115-degree day overheats Twitter data facility in Sacramento

Triple-digit heat takes down Twitter data center

SACRAMENTO - Twitter has several data centers across the country, including here in Sacramento, but according to a CNN report, last week's heat wave overheated the facility. 

We reached out to Twitter which tells us service was not interrupted in the area but what does this mean for the future of the company in Northern California?

 "When you hear Twitter meltdown you think of celebs and politicians, not their actual data centers," says Jeff Denworth, who is the co-founder of Vastdata, a company focused on data storage infrastructure.

According to a CNN report, Twitter's Sacrameno-based data center overheated during last week's heat wave.

"For your data center to overheat is a pretty special event," says Denworth,   

 "An average data center is composed of servers used to process application information," he says.   

But on September 5, the local temperature reached 115, and Twitter's Sacramento systems failed.

 "The internal temp of the center got to a point where the organization felt it could no longer keep servers online," says Denworth.    

Twitter tells CBS13 that users in Northern California were not affected.

"When Sacramento gets shut down for overheating those customers get rerouted to Portland and Atlanta," says Denworth, but with temperatures on the rise, Denworth says the threat of the surrounding centers also shutting down could be imminent.

 "What you never hope for Is cascading failure across multiple data centers.
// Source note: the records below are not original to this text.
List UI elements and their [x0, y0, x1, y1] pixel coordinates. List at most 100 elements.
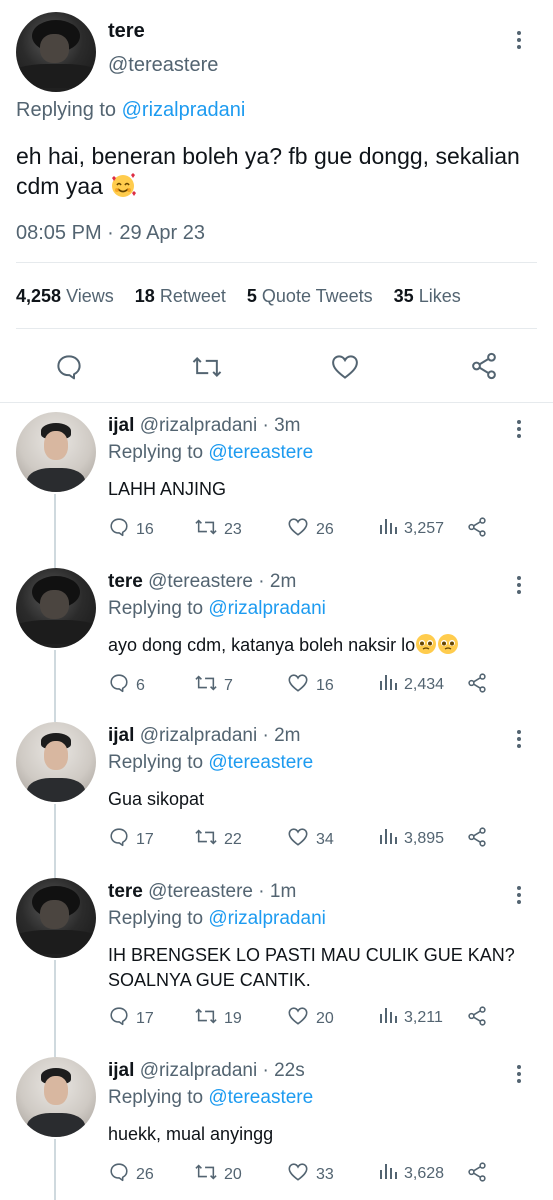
thread-line: [54, 1139, 56, 1200]
more-options-icon[interactable]: [517, 573, 523, 597]
reply-tweet[interactable]: ijal @rizalpradani · 2m Replying to @ter…: [0, 722, 553, 878]
reply-tweet[interactable]: tere @tereastere · 2m Replying to @rizal…: [0, 568, 553, 722]
user-handle[interactable]: @rizalpradani: [140, 415, 258, 436]
retweet-button[interactable]: 7: [194, 672, 233, 699]
share-button[interactable]: [466, 1005, 494, 1032]
reply-button[interactable]: 16: [108, 516, 154, 543]
views-button[interactable]: 3,211: [378, 1005, 443, 1030]
like-icon: [286, 516, 316, 543]
reply-text-content: Gua sikopat: [108, 789, 205, 809]
display-name[interactable]: ijal: [108, 725, 134, 746]
retweet-icon[interactable]: [191, 352, 223, 387]
retweet-button[interactable]: 22: [194, 826, 242, 853]
avatar[interactable]: [16, 12, 96, 92]
user-handle[interactable]: @tereastere: [148, 571, 253, 592]
display-name[interactable]: tere: [108, 20, 145, 43]
reply-button[interactable]: 17: [108, 826, 154, 853]
divider: [16, 328, 537, 329]
thread-line: [54, 494, 56, 568]
share-button[interactable]: [466, 516, 494, 543]
tweet-time[interactable]: · 2m: [258, 571, 296, 592]
retweet-button[interactable]: 23: [194, 516, 242, 543]
thread-line: [54, 650, 56, 722]
share-icon: [466, 516, 494, 543]
replying-prefix: Replying to: [108, 908, 204, 929]
retweet-stat[interactable]: 18 Retweet: [135, 286, 226, 306]
more-options-icon[interactable]: [517, 727, 523, 751]
tweet-time[interactable]: · 22s: [262, 1060, 304, 1081]
user-handle[interactable]: @rizalpradani: [140, 725, 258, 746]
reply-button[interactable]: 17: [108, 1005, 154, 1032]
share-button[interactable]: [466, 1161, 494, 1188]
tweet-time[interactable]: · 3m: [262, 415, 300, 436]
user-handle[interactable]: @tereastere: [108, 54, 218, 77]
replying-to-link[interactable]: @tereastere: [208, 752, 313, 773]
more-options-icon[interactable]: [517, 28, 523, 52]
replying-to-link[interactable]: @rizalpradani: [208, 598, 326, 619]
like-button[interactable]: 16: [286, 672, 334, 699]
avatar[interactable]: [16, 878, 96, 958]
more-options-icon[interactable]: [517, 883, 523, 907]
replying-prefix: Replying to: [108, 442, 204, 463]
views-icon: [378, 1161, 404, 1186]
quote-stat[interactable]: 5 Quote Tweets: [247, 286, 373, 306]
avatar[interactable]: [16, 568, 96, 648]
retweet-button[interactable]: 19: [194, 1005, 242, 1032]
views-stat[interactable]: 4,258 Views: [16, 286, 114, 306]
tweet-time[interactable]: · 2m: [262, 725, 300, 746]
avatar[interactable]: [16, 1057, 96, 1137]
reply-tweet[interactable]: tere @tereastere · 1m Replying to @rizal…: [0, 878, 553, 1057]
tweet-time[interactable]: · 1m: [258, 881, 296, 902]
like-button[interactable]: 33: [286, 1161, 334, 1188]
reply-tweet[interactable]: ijal @rizalpradani · 22s Replying to @te…: [0, 1057, 553, 1200]
thread-line: [54, 960, 56, 1057]
reply-icon[interactable]: [54, 352, 84, 387]
reply-button[interactable]: 6: [108, 672, 145, 699]
share-icon[interactable]: [469, 351, 499, 386]
like-button[interactable]: 20: [286, 1005, 334, 1032]
user-handle[interactable]: @tereastere: [148, 881, 253, 902]
reply-icon: [108, 1005, 136, 1032]
display-name[interactable]: tere: [108, 881, 143, 902]
reply-header: tere @tereastere · 1m: [108, 881, 296, 903]
smiling-face-with-hearts-icon: [109, 171, 137, 206]
reply-button[interactable]: 26: [108, 1161, 154, 1188]
views-button[interactable]: 2,434: [378, 672, 444, 697]
retweet-icon: [194, 1005, 224, 1032]
display-name[interactable]: tere: [108, 571, 143, 592]
reply-text: ayo dong cdm, katanya boleh naksir lo: [108, 633, 528, 658]
like-button[interactable]: 26: [286, 516, 334, 543]
reply-header: tere @tereastere · 2m: [108, 571, 296, 593]
display-name[interactable]: ijal: [108, 1060, 134, 1081]
replying-prefix: Replying to: [108, 598, 204, 619]
like-count: 16: [316, 676, 334, 694]
reply-actions: 6 7 16 2,434: [108, 672, 528, 696]
replying-to-link[interactable]: @rizalpradani: [208, 908, 326, 929]
more-options-icon[interactable]: [517, 1062, 523, 1086]
replying-to-link[interactable]: @rizalpradani: [122, 99, 246, 121]
views-button[interactable]: 3,628: [378, 1161, 444, 1186]
like-icon[interactable]: [330, 352, 360, 387]
like-button[interactable]: 34: [286, 826, 334, 853]
share-icon: [466, 826, 494, 853]
views-button[interactable]: 3,895: [378, 826, 444, 851]
views-button[interactable]: 3,257: [378, 516, 444, 541]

The whole service goes down," he says.

So what are the solutions? Denworth says moving the center to a cooler climate is an option but unlikely as the platform's proximity to users is important but pulling some equipment out could help with energy use.

"They make look at the non-corp workload and move them to place with cooler geography. It would probably alleviate the power grid a bit…them moving out could bring a fair bit of benefit to the Sac community," says Denworth.